Kazakhstan draws on current crises in designing national security strategy
The documents focuses on viruses, droughts, water shortages and food deficits as potential crisis flashpoints.
As of this week, Kazakhstan has a new national security strategy, the first adopted under President Kassym-Jomart Tokayev, albeit only after approval from his predecessor.
The document signed by Tokayev on June 21 focuses on an array of highly topical issues, including the threats posed to security by viral pandemics, environmental threats, food shortages and the management of water resources.
For all these priority areas, “defensive mechanisms and concrete measures to prevent threats have been developed,” a press release about the strategy states, without going into details or providing illustration. “Many developed countries are revising their national security policies based on new international and domestic realities.”
What is most troubling for Kazakhstan is that many of these crises are not only topical but have struck around the same period.
Judging by official data, Kazakhstan has had some success in containing its COVID-19 outbreak in recent weeks, although a sharp increase in cases is now being noted in the capital, Nur-Sultan. Lab analyses have shown that the so-called Delta variant, which is believed to have emerged from India, has now landed in Kazakhstan, having already taken a firm foothold in Europe and Russia.
Since the outbreak of the coronavirus, Kazakhstan has, like most countries in the world, lurched from one flat-footed response to another. The dubious quality of its data makes it likely that the real fall-out of the spread of the coronavirus is still not properly understood.
This has also been a summer of drought. In the hottest regions, in the west and south, pastureland rendered dry by lack of rain and lower-than-normal river levels have led to the death of thousands of heads of cattle. One striking image of this crisis was produced by a resident of the western city of Aktau and posted on Facebook – it showed an emaciated horse that had been wandering in the steppes in search of food. The author of the post wrote that multiple animals had died.
The government did seek to take some mitigating measures. At the end of May, Kazakhstan came to an agreement with neighboring Tajikistan for the latter to divert 315 million cubic meters from its Bahri Tojik reservoir, thereby supplying its neighbor to the north with crucial irrigation water in the hot months of summer. The water was to be delivered via Kyrgyzstan to Kazakhstan’s Turkestan and Kyzylorda regions.

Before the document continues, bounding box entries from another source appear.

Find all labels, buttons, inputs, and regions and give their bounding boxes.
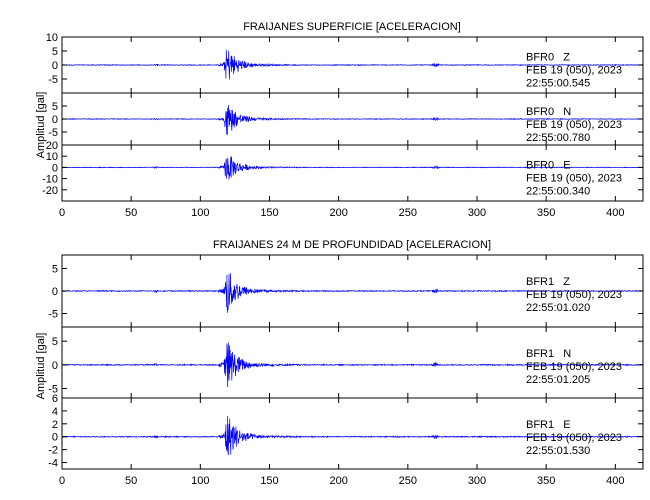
trace-station-label: BFR1 N <box>526 348 571 360</box>
y-tick-label: 0 <box>52 286 58 298</box>
waveform-line <box>61 104 644 136</box>
trace-date-label: FEB 19 (050), 2023 <box>526 432 622 444</box>
trace-time-label: 22:55:00.340 <box>526 186 590 198</box>
x-tick-label: 300 <box>468 475 486 487</box>
top-group-title: FRAIJANES SUPERFICIE [ACELERACION] <box>243 21 461 33</box>
bottom-group-title: FRAIJANES 24 M DE PROFUNDIDAD [ACELERACI… <box>213 239 491 251</box>
y-tick-label: 6 <box>52 393 58 405</box>
trace-date-label: FEB 19 (050), 2023 <box>526 65 622 77</box>
panel-frame <box>61 144 644 202</box>
y-tick-label: 20 <box>46 140 58 152</box>
x-tick-label: 250 <box>399 475 417 487</box>
y-tick-label: -4 <box>48 458 58 470</box>
waveform-line <box>61 49 644 80</box>
x-tick-label: 250 <box>399 207 417 219</box>
y-tick-label: 5 <box>52 336 58 348</box>
trace-time-label: 22:55:01.020 <box>526 302 590 314</box>
trace-station-label: BFR1 E <box>526 419 571 431</box>
x-tick-label: 0 <box>59 475 65 487</box>
trace-time-label: 22:55:00.780 <box>526 132 590 144</box>
bottom-group-ylabel: Amplitud [gal] <box>35 333 47 400</box>
x-tick-label: 300 <box>468 207 486 219</box>
trace-station-label: BFR0 E <box>526 160 571 172</box>
y-tick-label: -5 <box>48 74 58 86</box>
y-tick-label: 4 <box>52 406 58 418</box>
y-tick-label: 5 <box>52 101 58 113</box>
trace-time-label: 22:55:01.530 <box>526 445 590 457</box>
y-tick-label: 0 <box>52 162 58 174</box>
waveform-line <box>61 273 644 313</box>
trace-date-label: FEB 19 (050), 2023 <box>526 173 622 185</box>
x-tick-label: 350 <box>537 475 555 487</box>
x-tick-label: 100 <box>191 475 209 487</box>
x-tick-label: 200 <box>329 207 347 219</box>
x-tick-label: 400 <box>606 475 624 487</box>
x-tick-label: 50 <box>125 475 137 487</box>
y-tick-label: 0 <box>52 432 58 444</box>
x-tick-label: 400 <box>606 207 624 219</box>
y-tick-label: 10 <box>46 32 58 44</box>
trace-date-label: FEB 19 (050), 2023 <box>526 361 622 373</box>
top-group-ylabel: Amplitud [gal] <box>35 92 47 159</box>
y-tick-label: -10 <box>42 174 58 186</box>
y-tick-label: 5 <box>52 46 58 58</box>
trace-station-label: BFR1 Z <box>526 276 570 288</box>
x-tick-label: 0 <box>59 207 65 219</box>
y-tick-label: 0 <box>52 114 58 126</box>
y-tick-label: 5 <box>52 264 58 276</box>
y-tick-label: 0 <box>52 360 58 372</box>
waveform-line <box>61 415 644 456</box>
trace-time-label: 22:55:00.545 <box>526 78 590 90</box>
trace-time-label: 22:55:01.205 <box>526 374 590 386</box>
x-tick-label: 350 <box>537 207 555 219</box>
y-tick-label: -5 <box>48 309 58 321</box>
trace-station-label: BFR0 N <box>526 106 571 118</box>
waveform-line <box>61 342 644 387</box>
y-tick-label: 0 <box>52 60 58 72</box>
y-tick-label: -5 <box>48 127 58 139</box>
trace-station-label: BFR0 Z <box>526 52 570 64</box>
x-tick-label: 200 <box>329 475 347 487</box>
x-tick-label: 150 <box>260 475 278 487</box>
y-tick-label: -2 <box>48 445 58 457</box>
x-tick-label: 150 <box>260 207 278 219</box>
x-tick-label: 100 <box>191 207 209 219</box>
trace-date-label: FEB 19 (050), 2023 <box>526 289 622 301</box>
panel-frame <box>61 397 644 470</box>
x-tick-label: 50 <box>125 207 137 219</box>
y-tick-label: 10 <box>46 151 58 163</box>
waveform-line <box>61 156 644 180</box>
trace-date-label: FEB 19 (050), 2023 <box>526 119 622 131</box>
y-tick-label: 2 <box>52 419 58 431</box>
y-tick-label: -5 <box>48 384 58 396</box>
y-tick-label: -20 <box>42 185 58 197</box>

Food shortages have also struck, causing particularly sharp increases for basic staples like potatoes and carrots.
Images that appeared on local television on June 8 were reminiscent of Turkmenistan, which has been struggling with food deficits for years now: shoppers lining up outside grocery stores from the early morning hoping to buy potatoes at state-subsidized prices. Cut-price potatoes are being sold at a quota of 3 kilograms per person, but even that ration was not enough to keep everybody happy.
Farmers have complained that the government failed to predict the fallout of a drought last year and the consequent lack of crops. Local officials are scrambling and promising to restore normality.

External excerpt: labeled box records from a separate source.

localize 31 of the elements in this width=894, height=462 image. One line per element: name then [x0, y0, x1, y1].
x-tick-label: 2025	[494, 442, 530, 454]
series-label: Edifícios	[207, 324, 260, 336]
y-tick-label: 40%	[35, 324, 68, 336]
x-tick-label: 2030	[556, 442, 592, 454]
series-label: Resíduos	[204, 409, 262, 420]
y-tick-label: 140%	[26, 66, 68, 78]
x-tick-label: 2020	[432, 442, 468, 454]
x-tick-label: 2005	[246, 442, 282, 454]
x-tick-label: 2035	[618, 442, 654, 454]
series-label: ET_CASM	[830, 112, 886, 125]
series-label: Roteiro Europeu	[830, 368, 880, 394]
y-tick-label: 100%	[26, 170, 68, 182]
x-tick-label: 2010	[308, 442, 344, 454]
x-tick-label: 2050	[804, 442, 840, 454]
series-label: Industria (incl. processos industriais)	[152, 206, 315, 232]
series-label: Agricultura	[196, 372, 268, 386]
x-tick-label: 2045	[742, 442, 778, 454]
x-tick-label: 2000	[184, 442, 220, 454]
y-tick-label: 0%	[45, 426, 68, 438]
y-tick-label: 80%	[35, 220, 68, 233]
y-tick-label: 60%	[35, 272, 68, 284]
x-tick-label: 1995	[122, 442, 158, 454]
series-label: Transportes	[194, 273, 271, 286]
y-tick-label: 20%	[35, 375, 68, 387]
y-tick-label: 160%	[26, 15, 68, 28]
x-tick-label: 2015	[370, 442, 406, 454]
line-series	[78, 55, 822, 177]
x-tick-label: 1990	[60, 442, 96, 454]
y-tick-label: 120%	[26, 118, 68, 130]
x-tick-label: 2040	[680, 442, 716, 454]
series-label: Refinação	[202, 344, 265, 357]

Part of Tokayev’s design for addressing social discontent generated by such developments has been to enable a purportedly smoother mechanism of feedback through a concept he has dubbed “the listening state.” On June 21, he said that he had taken stock of the problem and instructed the head of the state consumer protection agency, Serik Zhumangarin, to take special measures to tamp down prices for food and items deemed of social importance.
While Tokayev might be able to listen, his scope for action in determining the course of Kazakhstan’s national security agenda is limited. His predecessor, Nursultan Nazarbayev, stepped down as president in 2019, but he continues to play an extensive role away from the public spotlight in his capacity as head of the national security council.

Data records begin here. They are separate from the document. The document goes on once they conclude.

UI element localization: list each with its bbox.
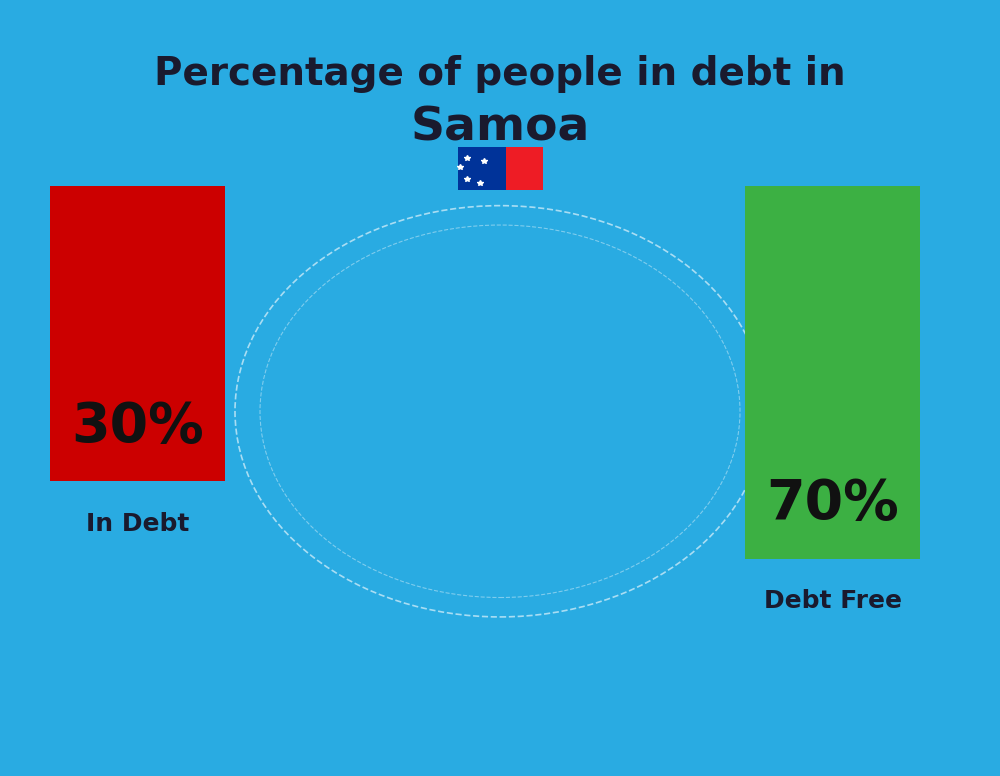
Bar: [745, 186, 920, 559]
Bar: [458, 147, 506, 190]
Text: In Debt: In Debt: [86, 512, 189, 535]
Text: 70%: 70%: [766, 477, 899, 532]
Text: Debt Free: Debt Free: [764, 590, 902, 613]
Bar: [506, 147, 542, 190]
Text: 30%: 30%: [71, 400, 204, 454]
Text: Percentage of people in debt in: Percentage of people in debt in: [154, 55, 846, 92]
Bar: [50, 186, 225, 481]
Text: Samoa: Samoa: [410, 106, 590, 151]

Any notion that Tokayev would be allowed to be his own man was scotched within months of him taking office, when it appears that he was induced to approve a decree that diluted his own powers and effectively granted Nazarbayev a veto over the country’s most powerful decision-making positions.
In the decree, Tokayev ceded his right to unilaterally appoint most cabinet ministers, heads of various security forces and regional governors, granting Nazarbayev a consultative role in the appointments in his capacity as chairman of the Security Council. He is accordingly required to consult Nazarbayev over appointments of the heads of all bodies subordinate to him. That includes anything from the National Security Committee, the domestic intelligence agency that is widely known by its acronym as the KNB, and the foreign intelligence service to the Prosecutor-General’s Office and the central bank.
Almaz Kumenov is an Almaty-based journalist.